Question

If $\vec{a} = \hat{i} + \sqrt{11}\hat{j} - 2\hat{k}$ and $\vec{b} = \hat{i} + \sqrt{11}\hat{j} - 10\hat{k}$ are two vectors then the component of $\vec{b}$ perpendicular to $\vec{a}$ is

• A. $3\hat{i} - \sqrt{11}\hat{j} - 4\hat{k}$
• B. $\hat{i} - \sqrt{11}\hat{j} - 5\hat{k}$
• C. $-(\hat{i} + \sqrt{11}\hat{j} + 6\hat{k})$
• D. $-5\hat{i} + \sqrt{11}\hat{j} + 3\hat{k}$

Hint:

Resolving a vector into parallel and perpendicular components is a fundamental vector operation.

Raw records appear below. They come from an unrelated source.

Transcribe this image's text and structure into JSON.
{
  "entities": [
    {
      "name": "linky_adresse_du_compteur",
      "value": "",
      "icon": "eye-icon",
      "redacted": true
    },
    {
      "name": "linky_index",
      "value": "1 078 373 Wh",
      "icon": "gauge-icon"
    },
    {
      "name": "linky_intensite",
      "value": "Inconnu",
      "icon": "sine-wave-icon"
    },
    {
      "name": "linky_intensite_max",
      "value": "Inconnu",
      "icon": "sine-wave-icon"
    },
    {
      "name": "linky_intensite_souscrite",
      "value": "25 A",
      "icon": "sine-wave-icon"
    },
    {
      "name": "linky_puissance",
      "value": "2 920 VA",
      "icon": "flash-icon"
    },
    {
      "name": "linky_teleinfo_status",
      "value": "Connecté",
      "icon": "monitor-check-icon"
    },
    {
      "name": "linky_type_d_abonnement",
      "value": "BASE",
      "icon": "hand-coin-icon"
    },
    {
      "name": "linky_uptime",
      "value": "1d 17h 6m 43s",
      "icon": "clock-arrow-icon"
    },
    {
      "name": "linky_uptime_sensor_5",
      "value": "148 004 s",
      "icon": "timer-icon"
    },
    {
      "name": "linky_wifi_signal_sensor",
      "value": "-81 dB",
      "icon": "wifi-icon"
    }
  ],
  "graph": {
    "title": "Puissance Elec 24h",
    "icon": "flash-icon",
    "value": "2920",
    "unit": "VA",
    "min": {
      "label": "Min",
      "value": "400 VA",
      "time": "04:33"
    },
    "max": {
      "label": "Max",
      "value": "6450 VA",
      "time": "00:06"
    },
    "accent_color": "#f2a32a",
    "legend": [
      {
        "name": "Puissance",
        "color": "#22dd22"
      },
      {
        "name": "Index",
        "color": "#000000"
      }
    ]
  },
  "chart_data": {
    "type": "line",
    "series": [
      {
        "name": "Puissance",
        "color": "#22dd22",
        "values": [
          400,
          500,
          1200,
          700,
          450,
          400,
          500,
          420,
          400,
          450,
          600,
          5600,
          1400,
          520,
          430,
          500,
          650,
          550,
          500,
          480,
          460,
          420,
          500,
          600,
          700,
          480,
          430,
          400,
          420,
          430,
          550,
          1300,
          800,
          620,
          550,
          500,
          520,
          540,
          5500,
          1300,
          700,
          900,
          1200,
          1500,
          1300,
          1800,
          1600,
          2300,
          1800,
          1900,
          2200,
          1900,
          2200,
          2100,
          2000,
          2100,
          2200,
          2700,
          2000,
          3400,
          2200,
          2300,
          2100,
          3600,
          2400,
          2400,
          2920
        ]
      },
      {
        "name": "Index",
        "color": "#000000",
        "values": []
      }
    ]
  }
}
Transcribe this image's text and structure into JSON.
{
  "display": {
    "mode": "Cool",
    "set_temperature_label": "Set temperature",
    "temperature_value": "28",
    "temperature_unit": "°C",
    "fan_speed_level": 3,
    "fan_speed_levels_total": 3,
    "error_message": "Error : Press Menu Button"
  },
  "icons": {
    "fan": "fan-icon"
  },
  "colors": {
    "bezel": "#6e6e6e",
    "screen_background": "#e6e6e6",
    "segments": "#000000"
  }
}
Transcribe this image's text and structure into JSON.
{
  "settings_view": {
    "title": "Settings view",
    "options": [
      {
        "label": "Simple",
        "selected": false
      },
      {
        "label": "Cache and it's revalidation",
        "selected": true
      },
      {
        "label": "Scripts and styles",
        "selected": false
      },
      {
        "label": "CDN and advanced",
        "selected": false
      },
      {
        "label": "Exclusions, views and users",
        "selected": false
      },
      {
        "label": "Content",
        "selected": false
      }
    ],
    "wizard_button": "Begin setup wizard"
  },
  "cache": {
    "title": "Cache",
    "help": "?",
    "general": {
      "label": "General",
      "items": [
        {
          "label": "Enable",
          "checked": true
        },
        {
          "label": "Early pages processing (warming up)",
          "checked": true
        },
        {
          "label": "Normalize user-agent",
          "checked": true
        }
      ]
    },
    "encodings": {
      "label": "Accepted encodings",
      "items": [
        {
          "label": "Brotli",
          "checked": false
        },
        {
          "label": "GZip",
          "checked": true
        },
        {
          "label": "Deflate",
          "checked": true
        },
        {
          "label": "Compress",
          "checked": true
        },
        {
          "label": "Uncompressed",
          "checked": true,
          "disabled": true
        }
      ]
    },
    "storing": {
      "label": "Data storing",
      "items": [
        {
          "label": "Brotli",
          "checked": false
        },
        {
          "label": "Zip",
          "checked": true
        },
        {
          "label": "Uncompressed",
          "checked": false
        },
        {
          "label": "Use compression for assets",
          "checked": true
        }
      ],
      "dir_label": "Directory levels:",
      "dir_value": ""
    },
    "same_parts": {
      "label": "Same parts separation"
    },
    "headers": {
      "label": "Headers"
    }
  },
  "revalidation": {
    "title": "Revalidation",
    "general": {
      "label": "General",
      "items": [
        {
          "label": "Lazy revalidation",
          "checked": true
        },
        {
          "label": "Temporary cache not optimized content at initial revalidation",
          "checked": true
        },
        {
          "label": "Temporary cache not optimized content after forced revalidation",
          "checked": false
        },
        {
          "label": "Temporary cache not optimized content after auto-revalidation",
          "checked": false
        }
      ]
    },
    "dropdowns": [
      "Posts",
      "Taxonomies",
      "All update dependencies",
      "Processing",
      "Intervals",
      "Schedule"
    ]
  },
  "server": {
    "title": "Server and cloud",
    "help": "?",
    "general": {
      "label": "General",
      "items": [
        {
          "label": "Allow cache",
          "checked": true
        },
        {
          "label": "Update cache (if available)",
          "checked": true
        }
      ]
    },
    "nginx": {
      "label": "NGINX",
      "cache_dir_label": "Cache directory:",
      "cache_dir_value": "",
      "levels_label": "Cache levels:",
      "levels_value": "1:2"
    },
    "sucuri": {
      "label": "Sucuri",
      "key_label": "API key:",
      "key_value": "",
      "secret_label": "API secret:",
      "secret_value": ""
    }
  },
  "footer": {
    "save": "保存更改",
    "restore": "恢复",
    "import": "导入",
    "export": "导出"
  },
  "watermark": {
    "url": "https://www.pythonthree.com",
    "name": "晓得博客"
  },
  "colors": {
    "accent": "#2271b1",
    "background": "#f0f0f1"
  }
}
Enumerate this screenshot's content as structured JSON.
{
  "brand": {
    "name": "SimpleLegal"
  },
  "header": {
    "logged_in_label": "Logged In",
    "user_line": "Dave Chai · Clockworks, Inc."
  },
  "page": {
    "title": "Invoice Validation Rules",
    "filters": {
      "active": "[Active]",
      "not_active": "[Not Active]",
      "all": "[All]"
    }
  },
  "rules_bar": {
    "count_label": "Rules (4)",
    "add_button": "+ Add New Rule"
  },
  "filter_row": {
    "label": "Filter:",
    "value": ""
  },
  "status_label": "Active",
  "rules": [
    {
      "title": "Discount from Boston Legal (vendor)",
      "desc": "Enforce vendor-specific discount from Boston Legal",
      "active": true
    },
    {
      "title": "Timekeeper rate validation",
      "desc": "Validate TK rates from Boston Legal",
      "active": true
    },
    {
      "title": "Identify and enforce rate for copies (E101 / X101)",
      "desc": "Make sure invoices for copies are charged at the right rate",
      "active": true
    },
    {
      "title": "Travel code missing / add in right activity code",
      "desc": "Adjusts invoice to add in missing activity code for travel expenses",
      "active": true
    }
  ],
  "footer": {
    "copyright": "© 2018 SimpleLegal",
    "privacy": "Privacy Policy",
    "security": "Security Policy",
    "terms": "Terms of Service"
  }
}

A good way to check your answer is to compute the dot product of your perpendicular component and the vector $\vec{a}$. The result should be zero. Here, $\vec{b}_{\perp} \cdot \vec{a} = (-\hat{i} - \sqrt{11}\hat{j} - 6\hat{k}) \cdot (\hat{i} + \sqrt{11}\hat{j} - 2\hat{k}) = -1 - 11 + 12 = 0$. This confirms the result is correct.

Answer 1

The Correct Option is C

Step 1: Understanding the Concept
Any vector $\vec{b}$ can be resolved into two components: one that is parallel to another vector $\vec{a}$, and one that is perpendicular to $\vec{a}$. The parallel component is the projection of $\vec{b}$ onto $\vec{a}$. The perpendicular component is found by subtracting the parallel component from the original vector $\vec{b}$.
Step 2: Key Formula or Approach
Let $\vec{b}_{\parallel}$ be the component of $\vec{b}$ parallel to $\vec{a}$, and $\vec{b}_{\perp}$ be the component perpendicular to $\vec{a}$. 1. The parallel component (vector projection) is given by: $\vec{b}_{\parallel} = \text{proj}_{\vec{a}}\vec{b} = \left(\frac{\vec{b} \cdot \vec{a}}{|\vec{a}|^2}\right)\vec{a}$. 2. The perpendicular component is then given by: $\vec{b}_{\perp} = \vec{b} - \vec{b}_{\parallel}$.
Step 3: Detailed Explanation
Given vectors: $\vec{a} = \hat{i} + \sqrt{11}\hat{j} - 2\hat{k}$ $\vec{b} = \hat{i} + \sqrt{11}\hat{j} - 10\hat{k}$ 1. Calculate the dot product $\vec{b \cdot \vec{a}$:} \[ \vec{b} \cdot \vec{a} = (1)(1) + (\sqrt{11})(\sqrt{11}) + (-10)(-2) = 1 + 11 + 20 = 32 \] 2. Calculate the squared magnitude of $\vec{a$, $|\vec{a}|^2$:} \[ |\vec{a}|^2 = (1)^2 + (\sqrt{11})^2 + (-2)^2 = 1 + 11 + 4 = 16 \] 3. Calculate the parallel component $\vec{b_{\parallel}$:} \[ \vec{b}_{\parallel} = \left(\frac{\vec{b} \cdot \vec{a}}{|\vec{a}|^2}\right)\vec{a} = \left(\frac{32}{16}\right)\vec{a} = 2\vec{a} \] \[ \vec{b}_{\parallel} = 2(\hat{i} + \sqrt{11}\hat{j} - 2\hat{k}) = 2\hat{i} + 2\sqrt{11}\hat{j} - 4\hat{k} \] 4. Calculate the perpendicular component $\vec{b_{\perp}$:} \[ \vec{b}_{\perp} = \vec{b} - \vec{b}_{\parallel} = (\hat{i} + \sqrt{11}\hat{j} - 10\hat{k}) - (2\hat{i} + 2\sqrt{11}\hat{j} - 4\hat{k}) \] \[ \vec{b}_{\perp} = (1-2)\hat{i} + (\sqrt{11}-2\sqrt{11})\hat{j} + (-10 - (-4))\hat{k} \] \[ \vec{b}_{\perp} = -\hat{i} - \sqrt{11}\hat{j} - 6\hat{k} \] Factoring out the negative sign gives: \[ \vec{b}_{\perp} = -(\hat{i} + \sqrt{11}\hat{j} + 6\hat{k}) \] Step 4: Final Answer
The component of vector $\vec{b}$ perpendicular to vector $\vec{a}$ is $-(\hat{i} + \sqrt{11}\hat{j} + 6\hat{k})$.